Muslim women are empowered and confident
People see a woman in a scarf and assume that she is oppressed, but to judge a book by its cover seems unfair.
Do you have to wear a burqa when you are at home?
It was a legitimate question, coming from peers, sometimes professors and occasionally even friends while I was in college in the United States.
It wasn’t the innocence of the question itself, but rather the oppressive perception that followed which encouraged me to use my lens in order to express the complexity of being a woman in a country like Pakistan.
I wanted to say no, that while some women were painted black head-to-toe, some draped a casual chaddar (shawl) on their heads, some roamed in jeans, while others went to underground parties in skimpy dresses.
I wanted to tell them that the veil in itself was not the greatest symbol of repression, it was the patriarchal mindset of the empowered men and the acquiescing women around me that made it hard to breathe.

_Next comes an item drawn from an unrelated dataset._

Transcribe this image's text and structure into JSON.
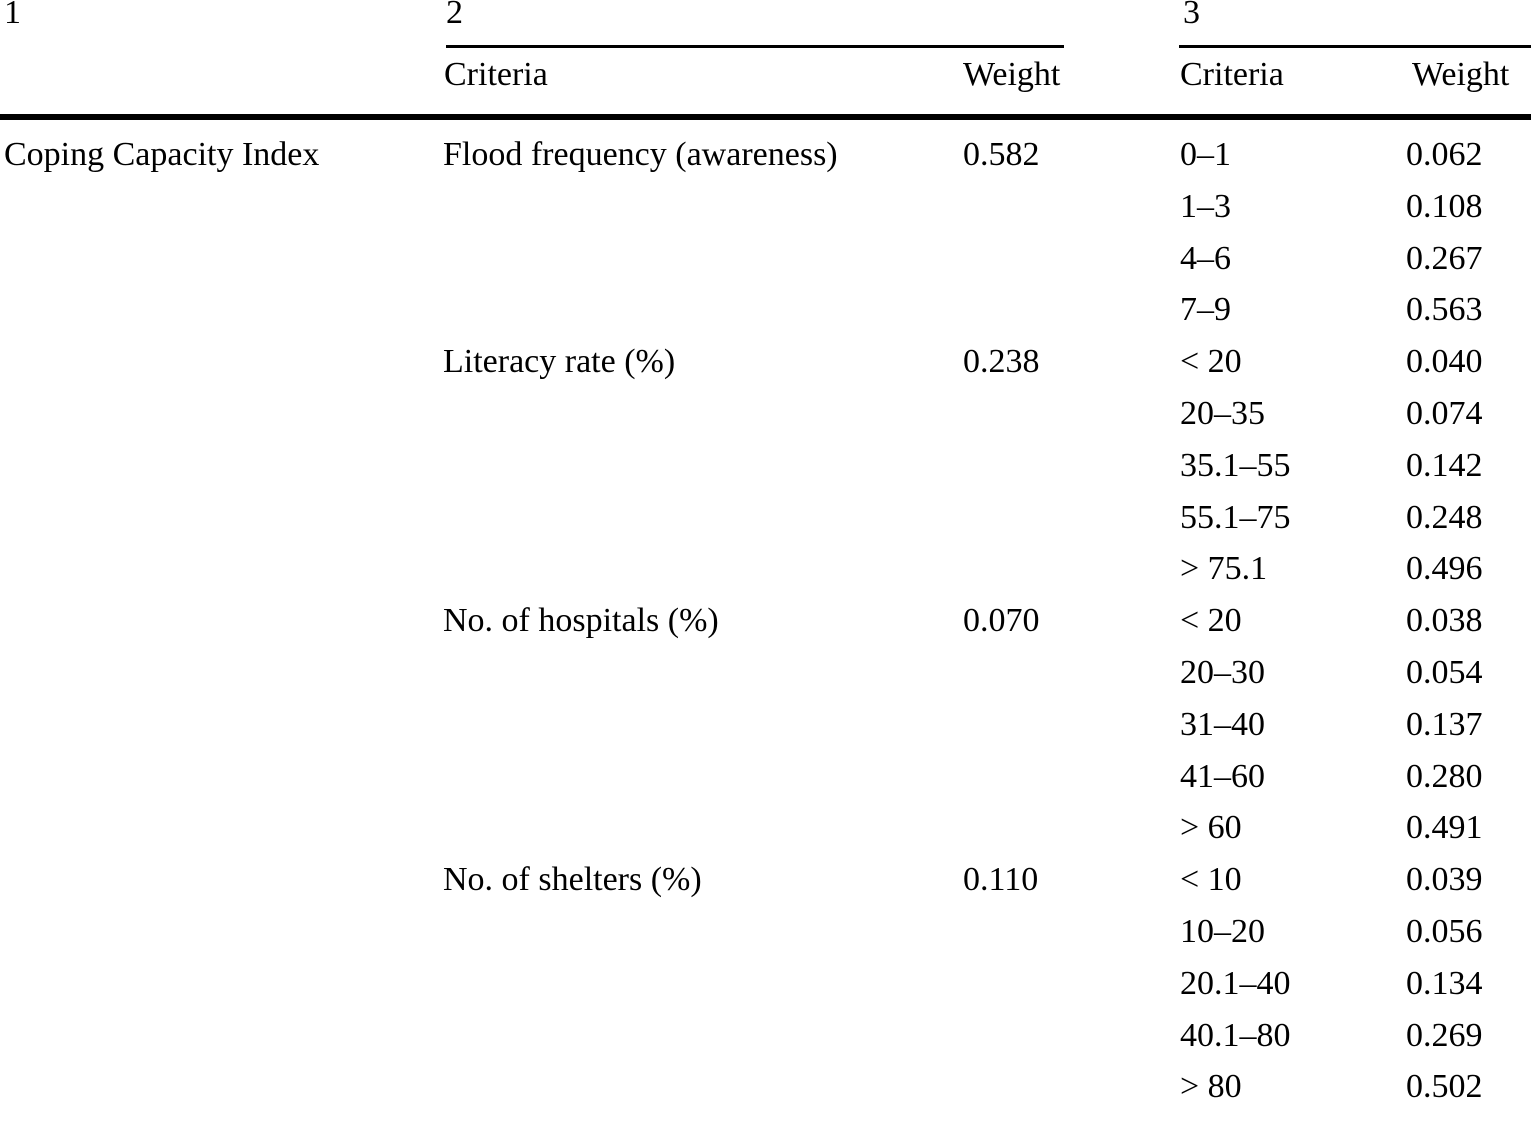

I found myself reluctant to agree with the idea of the veil, yet eager to defend its standing because of the quick western dismissal of it.
People see a woman in a scarf and assume that she is oppressed, but to judge a book by its cover seems unfair. Don’t nuns wear head scarves and choose to forgo their sexuality in the name of Christianity?
The women in these images are a fictional portrayal of the empowered Muslim woman, who is strong and beautiful, sensual and confident.
Though belonging to varying faiths, the women in the portraits challenge the perceptions of the West and its biases against head covering in an age when Muslims are seen as the runt of the litter by the western world - whose tolerance seems waning against its quickness to stereotype.